Lyme Disease and the Black-Tailed Deer on southern Vancouver Island

By Lynette Browne, DVM

Do you want to know about Lyme disease and the risk of getting this disease from ticks?  For many of us that migrate here from Eastern Canada, we hear a lot more about Lyme disease as it is much more prevalent there, and actually on the increase.  However, here in B.C., the rate of Lyme disease in humans remains consistently very low at less than 1% in adults (<0.5/100,000 population).

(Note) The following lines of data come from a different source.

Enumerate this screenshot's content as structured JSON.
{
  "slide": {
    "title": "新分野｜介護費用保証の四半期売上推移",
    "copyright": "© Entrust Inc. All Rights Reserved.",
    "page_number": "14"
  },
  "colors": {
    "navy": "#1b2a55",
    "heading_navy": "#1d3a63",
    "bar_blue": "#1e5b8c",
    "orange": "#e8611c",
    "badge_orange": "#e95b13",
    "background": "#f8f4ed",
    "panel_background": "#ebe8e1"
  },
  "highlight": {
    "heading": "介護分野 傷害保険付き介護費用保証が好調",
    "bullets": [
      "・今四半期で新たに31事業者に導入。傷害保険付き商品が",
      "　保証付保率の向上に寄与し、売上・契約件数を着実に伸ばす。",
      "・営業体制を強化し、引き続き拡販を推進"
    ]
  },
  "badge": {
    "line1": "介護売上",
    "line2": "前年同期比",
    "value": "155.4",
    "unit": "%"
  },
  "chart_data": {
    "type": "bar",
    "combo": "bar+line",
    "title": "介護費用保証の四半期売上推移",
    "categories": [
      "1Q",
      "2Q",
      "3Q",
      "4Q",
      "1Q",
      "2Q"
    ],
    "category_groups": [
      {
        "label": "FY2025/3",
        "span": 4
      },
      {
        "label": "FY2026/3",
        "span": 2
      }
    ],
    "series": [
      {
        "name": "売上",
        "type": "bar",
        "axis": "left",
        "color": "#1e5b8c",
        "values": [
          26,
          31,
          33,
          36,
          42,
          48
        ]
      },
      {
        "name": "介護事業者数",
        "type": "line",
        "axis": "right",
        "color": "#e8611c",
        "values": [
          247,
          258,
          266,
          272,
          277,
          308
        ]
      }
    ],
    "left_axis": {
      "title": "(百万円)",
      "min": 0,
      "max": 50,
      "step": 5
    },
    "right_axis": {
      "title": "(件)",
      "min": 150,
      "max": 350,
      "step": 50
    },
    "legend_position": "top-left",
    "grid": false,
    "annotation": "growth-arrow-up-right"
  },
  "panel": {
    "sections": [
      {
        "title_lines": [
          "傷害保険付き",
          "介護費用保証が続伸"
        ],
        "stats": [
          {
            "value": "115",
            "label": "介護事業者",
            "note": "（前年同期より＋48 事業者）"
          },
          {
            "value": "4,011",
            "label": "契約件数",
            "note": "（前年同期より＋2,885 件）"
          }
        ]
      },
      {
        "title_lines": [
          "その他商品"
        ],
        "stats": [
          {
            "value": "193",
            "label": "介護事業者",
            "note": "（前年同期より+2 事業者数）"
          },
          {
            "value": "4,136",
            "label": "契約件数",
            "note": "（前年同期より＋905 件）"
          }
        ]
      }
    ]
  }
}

The ticks that transmit Borrelia burgdorferi, the bacterium that causes Lyme disease, fall into two main categories, Ixodes pacificus (Western Black-Legged Tick) on the West Coast of North America, and Ixodes scapularis (Black-Legged Tick) in the Northeastern U.S.A. and Canada. Unlike in Eastern Canada, the rate of Lyme disease remains low in B.C. for several main reasons:

  1. The prevalence of B. burgdorferi in ticks in B.C. has remained consistently low over time, with less than 1% of ticks tested carrying the bacteria. This is different than the Eastern portion of N. America where Lyme disease rates in both ticks and humans have increased over time along with climate change.
  2. The Western Black-Legged Tick are less capable of carrying B. burdorferi than the Black-Legged Tick in Eastern Canada and the U.S.A.
  3. The animals on which Ixodes ticks feed are different. In B.C., the ticks primarily feed on small rodents such as deer mice and dusky-footed woodrat. In Eastern Canada and the U.S.A., the ticks feed on white-footed mice and white-tailed deer.
  4. The vegetation and climate are different between B.C. and Eastern Canada (e.g. B.C. has mostly coniferous forests, whereas Eastern North Amercia has mostly leafy forests).
  5.  Despite Ixodes ticks being present throughout southern and central B.C., including in most of the highly-populated areas, an expansion of the range of these ticks, which could occur with climate change, would not greatly increase the number of people exposed in B.C. since the expansion of the range would be to less-populated areas.
Black-legged (deer) tick. Photo from

To sum it up, the risk of Lyme disease in B.C. is lower and more stable than it is in Eastern Canada and in the Northeastern U.S.A.

That said, it is always important to protect yourself from being bitten by ticks, especially while out hiking. Check out the BCCDC website for more information.

Out of concern for Lyme disease, some people have asked about the number of ticks seen on deer through the course of our research project. During the UWSS’s deer contraception project, there were very rare instances of ticks seen on the deer that were handled. In fact, none were seen during the latest Fall of 2020 portion of the project. So, though deer management is on the mind of many people in Greater Victoria, at least the risk of Lyme disease does not need to be part of the concern.